« On voulait voir de nos yeux ce qu’il reste de nos maisons. Ce n’est pas croyable », déplore Farid Al-Atrach, un forgeron qui explore les ruines de la demeure familiale dans le quartier de Qaboun, en cette mi-décembre 2024, quelques jours après la chute du dirigeant Bachar Al-Assad. Le flanc oriental de cet ancien bastion rebelle, juché sur les contreforts du mont Qassioun, au nord-est de Damas, n’est plus qu’un enchevêtrement de béton et de tôle broyée. Dans ce tas de poussière, il ne reste rien, pas même les fers à béton, revendus par des ferrailleurs à la solde du régime.

Comme d’autres familles qui errent sur ces amoncellements grisâtres, Farid et son fils Abou Farès foulent leurs terres pour la première fois depuis 2011. Jusqu’à la chute de Bachar Al-Assad, dimanche 8 décembre 2024, le régime interdisait aux habitants de revenir chez eux sans une autorisation spéciale, délivrée par les services de renseignement. Abou Farès est pourtant né ici, dans une chambre, à l’étage, dont il ne reste que les quatre murs, entre lesquels un figuier a miraculeusement poussé.

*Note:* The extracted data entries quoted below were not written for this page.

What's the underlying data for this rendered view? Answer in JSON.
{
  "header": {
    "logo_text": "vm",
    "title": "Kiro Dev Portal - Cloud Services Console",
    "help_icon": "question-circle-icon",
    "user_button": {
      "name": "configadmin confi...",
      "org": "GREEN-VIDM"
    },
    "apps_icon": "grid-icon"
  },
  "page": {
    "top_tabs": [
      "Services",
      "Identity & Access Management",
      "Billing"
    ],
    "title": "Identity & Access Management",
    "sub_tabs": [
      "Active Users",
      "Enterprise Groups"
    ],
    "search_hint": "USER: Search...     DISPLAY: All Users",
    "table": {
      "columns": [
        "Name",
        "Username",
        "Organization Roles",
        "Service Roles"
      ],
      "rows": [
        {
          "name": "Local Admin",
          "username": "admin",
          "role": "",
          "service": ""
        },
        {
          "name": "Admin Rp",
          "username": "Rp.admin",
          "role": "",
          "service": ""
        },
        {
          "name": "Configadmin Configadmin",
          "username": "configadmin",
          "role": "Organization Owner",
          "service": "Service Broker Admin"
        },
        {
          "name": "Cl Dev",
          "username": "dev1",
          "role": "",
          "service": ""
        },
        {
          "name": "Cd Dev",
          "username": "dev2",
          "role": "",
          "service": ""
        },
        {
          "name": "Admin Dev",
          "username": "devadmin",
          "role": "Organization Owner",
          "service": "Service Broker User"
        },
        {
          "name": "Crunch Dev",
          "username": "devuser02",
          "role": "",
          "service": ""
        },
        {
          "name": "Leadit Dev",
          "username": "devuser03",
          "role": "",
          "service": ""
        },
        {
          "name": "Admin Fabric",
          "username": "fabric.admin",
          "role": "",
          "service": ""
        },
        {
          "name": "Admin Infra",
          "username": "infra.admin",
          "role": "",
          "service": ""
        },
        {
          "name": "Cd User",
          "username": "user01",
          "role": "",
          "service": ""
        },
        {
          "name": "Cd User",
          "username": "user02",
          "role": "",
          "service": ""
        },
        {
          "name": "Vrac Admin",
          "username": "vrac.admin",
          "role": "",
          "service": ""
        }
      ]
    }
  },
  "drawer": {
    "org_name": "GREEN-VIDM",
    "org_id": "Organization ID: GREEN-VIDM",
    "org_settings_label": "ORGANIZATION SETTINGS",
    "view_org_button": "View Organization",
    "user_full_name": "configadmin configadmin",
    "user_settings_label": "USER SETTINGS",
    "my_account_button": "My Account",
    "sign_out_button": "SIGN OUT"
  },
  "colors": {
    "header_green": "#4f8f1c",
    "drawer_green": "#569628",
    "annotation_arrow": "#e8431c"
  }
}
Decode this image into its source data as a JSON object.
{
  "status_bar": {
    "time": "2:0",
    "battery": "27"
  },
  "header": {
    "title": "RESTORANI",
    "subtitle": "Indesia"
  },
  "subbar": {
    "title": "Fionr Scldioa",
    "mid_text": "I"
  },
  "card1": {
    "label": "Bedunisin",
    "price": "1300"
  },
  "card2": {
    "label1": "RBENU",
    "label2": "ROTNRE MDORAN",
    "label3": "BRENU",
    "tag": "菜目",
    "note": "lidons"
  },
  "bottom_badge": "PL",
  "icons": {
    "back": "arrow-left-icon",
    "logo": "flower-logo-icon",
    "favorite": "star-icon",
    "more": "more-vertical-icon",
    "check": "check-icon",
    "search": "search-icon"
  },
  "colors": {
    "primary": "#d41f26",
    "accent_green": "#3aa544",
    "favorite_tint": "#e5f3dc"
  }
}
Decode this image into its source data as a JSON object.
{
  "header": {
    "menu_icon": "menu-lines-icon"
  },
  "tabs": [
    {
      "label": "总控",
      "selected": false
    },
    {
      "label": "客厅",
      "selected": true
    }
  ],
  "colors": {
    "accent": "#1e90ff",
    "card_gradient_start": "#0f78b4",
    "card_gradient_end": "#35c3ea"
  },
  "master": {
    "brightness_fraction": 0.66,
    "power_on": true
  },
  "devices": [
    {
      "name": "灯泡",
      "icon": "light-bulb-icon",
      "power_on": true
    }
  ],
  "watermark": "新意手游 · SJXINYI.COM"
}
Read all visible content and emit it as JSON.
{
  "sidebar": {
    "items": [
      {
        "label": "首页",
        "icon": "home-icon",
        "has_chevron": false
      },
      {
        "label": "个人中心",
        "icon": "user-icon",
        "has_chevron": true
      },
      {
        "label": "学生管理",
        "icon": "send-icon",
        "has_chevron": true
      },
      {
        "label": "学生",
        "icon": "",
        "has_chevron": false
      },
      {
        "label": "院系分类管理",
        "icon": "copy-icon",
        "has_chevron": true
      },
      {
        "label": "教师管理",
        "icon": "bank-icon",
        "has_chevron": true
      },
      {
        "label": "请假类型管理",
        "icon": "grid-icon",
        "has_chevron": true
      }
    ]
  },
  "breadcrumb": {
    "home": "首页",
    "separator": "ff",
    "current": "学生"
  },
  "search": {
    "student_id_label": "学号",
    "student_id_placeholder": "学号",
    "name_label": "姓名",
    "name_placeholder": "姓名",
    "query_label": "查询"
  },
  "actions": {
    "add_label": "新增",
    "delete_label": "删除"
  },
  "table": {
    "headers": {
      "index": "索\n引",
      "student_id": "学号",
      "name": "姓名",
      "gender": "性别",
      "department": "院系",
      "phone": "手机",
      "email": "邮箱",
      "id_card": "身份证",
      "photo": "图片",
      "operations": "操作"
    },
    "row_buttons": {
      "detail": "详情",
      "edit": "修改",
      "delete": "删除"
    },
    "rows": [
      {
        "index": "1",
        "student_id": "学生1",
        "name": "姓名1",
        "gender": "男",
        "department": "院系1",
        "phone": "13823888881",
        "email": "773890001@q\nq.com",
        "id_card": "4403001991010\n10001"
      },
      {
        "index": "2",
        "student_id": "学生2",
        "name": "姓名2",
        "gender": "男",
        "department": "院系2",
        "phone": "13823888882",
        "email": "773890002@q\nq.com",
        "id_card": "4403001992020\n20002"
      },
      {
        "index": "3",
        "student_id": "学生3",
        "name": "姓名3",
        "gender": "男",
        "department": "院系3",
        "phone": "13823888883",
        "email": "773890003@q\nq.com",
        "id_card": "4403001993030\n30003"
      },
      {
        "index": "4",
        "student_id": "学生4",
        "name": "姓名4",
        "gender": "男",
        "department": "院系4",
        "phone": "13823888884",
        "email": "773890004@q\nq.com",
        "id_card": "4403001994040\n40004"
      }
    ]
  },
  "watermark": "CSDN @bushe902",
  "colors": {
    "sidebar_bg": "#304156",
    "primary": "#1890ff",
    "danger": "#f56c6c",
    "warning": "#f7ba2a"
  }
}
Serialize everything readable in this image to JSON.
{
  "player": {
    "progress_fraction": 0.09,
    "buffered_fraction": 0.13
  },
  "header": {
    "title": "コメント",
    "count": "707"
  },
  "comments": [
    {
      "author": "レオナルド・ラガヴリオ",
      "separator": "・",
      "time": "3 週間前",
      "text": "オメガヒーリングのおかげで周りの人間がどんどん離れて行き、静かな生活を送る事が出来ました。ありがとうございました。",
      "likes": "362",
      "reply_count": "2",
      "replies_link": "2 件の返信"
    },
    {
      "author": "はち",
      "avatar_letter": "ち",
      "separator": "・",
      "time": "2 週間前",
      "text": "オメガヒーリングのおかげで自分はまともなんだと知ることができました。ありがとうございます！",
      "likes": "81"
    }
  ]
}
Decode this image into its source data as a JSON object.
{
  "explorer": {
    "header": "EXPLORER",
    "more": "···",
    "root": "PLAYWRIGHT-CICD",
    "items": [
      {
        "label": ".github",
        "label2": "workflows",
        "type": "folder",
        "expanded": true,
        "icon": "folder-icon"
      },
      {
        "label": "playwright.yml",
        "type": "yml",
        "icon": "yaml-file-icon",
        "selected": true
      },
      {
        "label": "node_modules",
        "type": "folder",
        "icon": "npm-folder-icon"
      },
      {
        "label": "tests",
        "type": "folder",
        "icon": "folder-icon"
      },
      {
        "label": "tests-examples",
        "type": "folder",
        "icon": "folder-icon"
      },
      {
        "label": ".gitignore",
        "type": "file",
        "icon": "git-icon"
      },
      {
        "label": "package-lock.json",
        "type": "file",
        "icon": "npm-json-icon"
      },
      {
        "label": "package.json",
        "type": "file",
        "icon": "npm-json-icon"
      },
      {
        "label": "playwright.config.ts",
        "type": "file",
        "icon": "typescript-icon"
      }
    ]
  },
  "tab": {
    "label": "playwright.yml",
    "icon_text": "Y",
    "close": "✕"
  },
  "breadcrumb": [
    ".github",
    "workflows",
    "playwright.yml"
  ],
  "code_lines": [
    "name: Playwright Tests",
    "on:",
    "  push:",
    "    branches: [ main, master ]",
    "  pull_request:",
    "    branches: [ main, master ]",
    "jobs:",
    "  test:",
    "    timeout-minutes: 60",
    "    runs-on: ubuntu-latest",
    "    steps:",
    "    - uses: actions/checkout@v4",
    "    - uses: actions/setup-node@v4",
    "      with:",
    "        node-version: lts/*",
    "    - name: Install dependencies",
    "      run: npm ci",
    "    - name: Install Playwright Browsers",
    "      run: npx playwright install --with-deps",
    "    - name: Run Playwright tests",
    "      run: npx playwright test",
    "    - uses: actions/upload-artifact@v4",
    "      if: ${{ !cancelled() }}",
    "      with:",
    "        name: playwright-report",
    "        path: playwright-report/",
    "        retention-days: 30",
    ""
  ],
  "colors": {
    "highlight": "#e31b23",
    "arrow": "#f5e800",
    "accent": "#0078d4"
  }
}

« Ma maison est une allégorie du pays : un tas de ruines. Bravo Bachar ! Ta chute est notre plus belle victoire », se réjouit le trentenaire qui tenait une boutique d’accessoires électroniques attenante. « On veut revenir s’installer ici. Mais il faudra des années et beaucoup d’argent pour reconstruire », dit-il. Des 30 000 habitants originels de Qaboun, il n’en reste plus qu’une poignée. « Nous sommes à peine 2 000 à être restés », estime Yasser Labbat, un épicier âgé de 65 ans, dont les enfants se sont exilés en Turquie, en Libye, au Liban et en Autriche. Le quartier a désormais des airs de ville fantôme. Dans les quelques ruelles préservées de l’anéantissement, les rideaux des magasins sont fermés, souvent lacérés d’éclats d’obus.